We love unusual people, and Elsie de Wolfe (aka Lady Mendl) is one of our favorites.  She basically invented the occupation of Interior Designer, and was one of the first to throw out the heavy, smothering taste of the Victorian/Edwardian interior.  She caused a sensation with her decorative scheme for the Colony Club in New York, designed by Stanford White, and rose to fame and riches as advisor and decorator for Henry Clay Frick's new mansion on Fifth Avenue (now the Frick Museum).

All this aside, her personal life is what we really love about Elsie.  Openly living with a woman "friend" Bessie Marbury at the turn of the 20th century, she cultivated the good life like few have before or since.  Later in life she married Sir Charles Mendl, taking everyone including Bessie by surprise.  Installed in the "ugliest house in Beverly Hills" during the war,  she was an early supporter of Tony Duquett and Ludwig Bemelmans, another of our favorite people.  She appears as the centerpiece of Bemelmans book 'The One I Loved the Best', which is also what she had engraved on the tombstones of her poodles, of which there were several -  all named Blue-Blue.

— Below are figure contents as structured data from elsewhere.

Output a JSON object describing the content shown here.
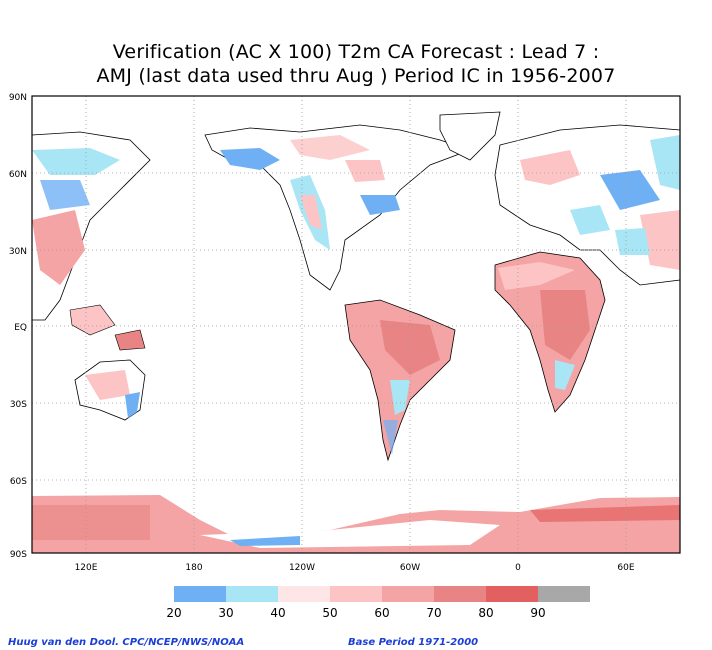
{
  "title_line1": "Verification (AC X 100) T2m CA Forecast : Lead 7 :",
  "title_line2": "AMJ (last data used thru Aug ) Period IC in 1956-2007",
  "lat_labels": [
    "90N",
    "60N",
    "30N",
    "EQ",
    "30S",
    "60S",
    "90S"
  ],
  "lon_labels": [
    "120E",
    "180",
    "120W",
    "60W",
    "0",
    "60E"
  ],
  "legend": {
    "ticks": [
      "20",
      "30",
      "40",
      "50",
      "60",
      "70",
      "80",
      "90"
    ],
    "colors": [
      "#6fb0f5",
      "#a8e6f5",
      "#ffe6e6",
      "#fcc4c4",
      "#f4a4a4",
      "#e88484",
      "#e36060",
      "#a8a8a8"
    ]
  },
  "footer": {
    "credit": "Huug van den Dool. CPC/NCEP/NWS/NOAA",
    "base_period": "Base Period 1971-2000"
  },
  "colors": {
    "ocean": "#ffffff",
    "coast": "#000000",
    "grid": "#9a9a9a"
  }
}
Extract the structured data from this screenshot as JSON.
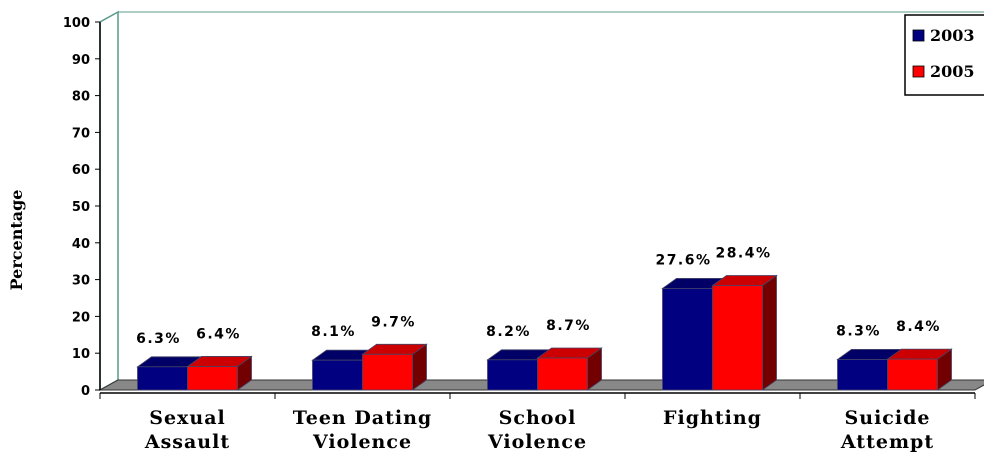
{
  "chart_data": {
    "type": "bar3d",
    "y_label": "Percentage",
    "categories": [
      "Sexual Assault",
      "Teen Dating Violence",
      "School Violence",
      "Fighting",
      "Suicide Attempt"
    ],
    "series": [
      {
        "name": "2003",
        "color": "#000080",
        "values": [
          6.3,
          8.1,
          8.2,
          27.6,
          8.3
        ],
        "value_labels": [
          "6.3%",
          "8.1%",
          "8.2%",
          "27.6%",
          "8.3%"
        ]
      },
      {
        "name": "2005",
        "color": "#ff0000",
        "values": [
          6.4,
          9.7,
          8.7,
          28.4,
          8.4
        ],
        "value_labels": [
          "6.4%",
          "9.7%",
          "8.7%",
          "28.4%",
          "8.4%"
        ]
      }
    ],
    "ylim": [
      0,
      100
    ],
    "yticks": [
      0,
      10,
      20,
      30,
      40,
      50,
      60,
      70,
      80,
      90,
      100
    ],
    "legend": "top-right"
  }
}
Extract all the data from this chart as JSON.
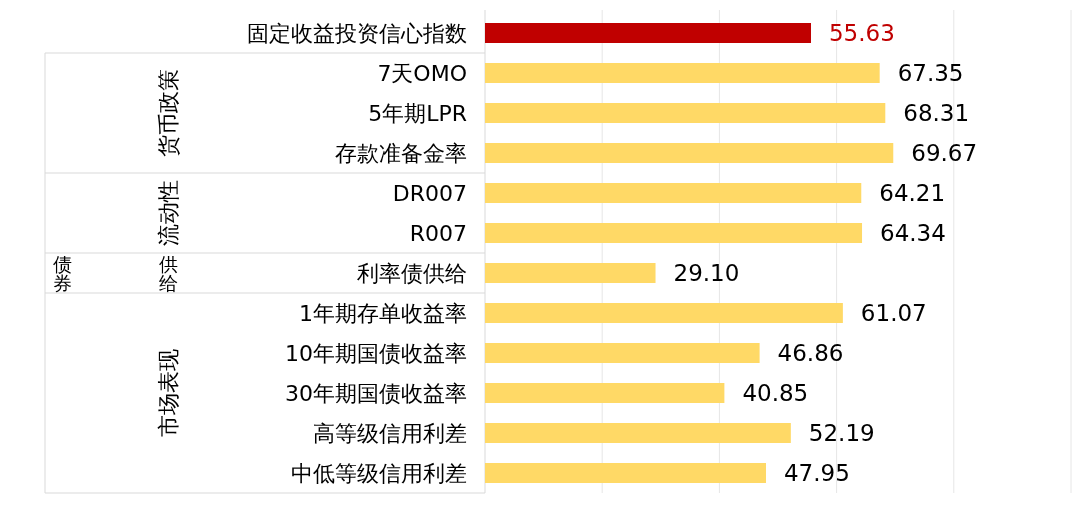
{
  "chart_data": {
    "type": "bar",
    "orientation": "horizontal",
    "categories": [
      "固定收益投资信心指数",
      "7天OMO",
      "5年期LPR",
      "存款准备金率",
      "DR007",
      "R007",
      "利率债供给",
      "1年期存单收益率",
      "10年期国债收益率",
      "30年期国债收益率",
      "高等级信用利差",
      "中低等级信用利差"
    ],
    "values": [
      55.63,
      67.35,
      68.31,
      69.67,
      64.21,
      64.34,
      29.1,
      61.07,
      46.86,
      40.85,
      52.19,
      47.95
    ],
    "value_labels": [
      "55.63",
      "67.35",
      "68.31",
      "69.67",
      "64.21",
      "64.34",
      "29.10",
      "61.07",
      "46.86",
      "40.85",
      "52.19",
      "47.95"
    ],
    "colors": [
      "#c00000",
      "#ffd966",
      "#ffd966",
      "#ffd966",
      "#ffd966",
      "#ffd966",
      "#ffd966",
      "#ffd966",
      "#ffd966",
      "#ffd966",
      "#ffd966",
      "#ffd966"
    ],
    "xlim": [
      0,
      100
    ],
    "xticks": [
      {
        "value": 20,
        "label": null
      },
      {
        "value": 40,
        "label": null
      },
      {
        "value": 60,
        "label": null
      },
      {
        "value": 80,
        "label": null
      },
      {
        "value": 100,
        "label": null
      }
    ],
    "grid": "x",
    "tick_labels": "y",
    "annotations": [
      "货币政策",
      "流动性",
      "债券供给",
      "市场表现"
    ]
  }
}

This tidbit from Bemelmans pretty much sums her up:  Her pretty little red Faberge clock "cost a fortune and it's never kept the right time, but I love it.  Besides, there is always someone around to to tell you what time it is.  Coombs, what is the right time?"  The butler looked at his wristwatch and said, "We're approaching cocktails milady."  What's not to love?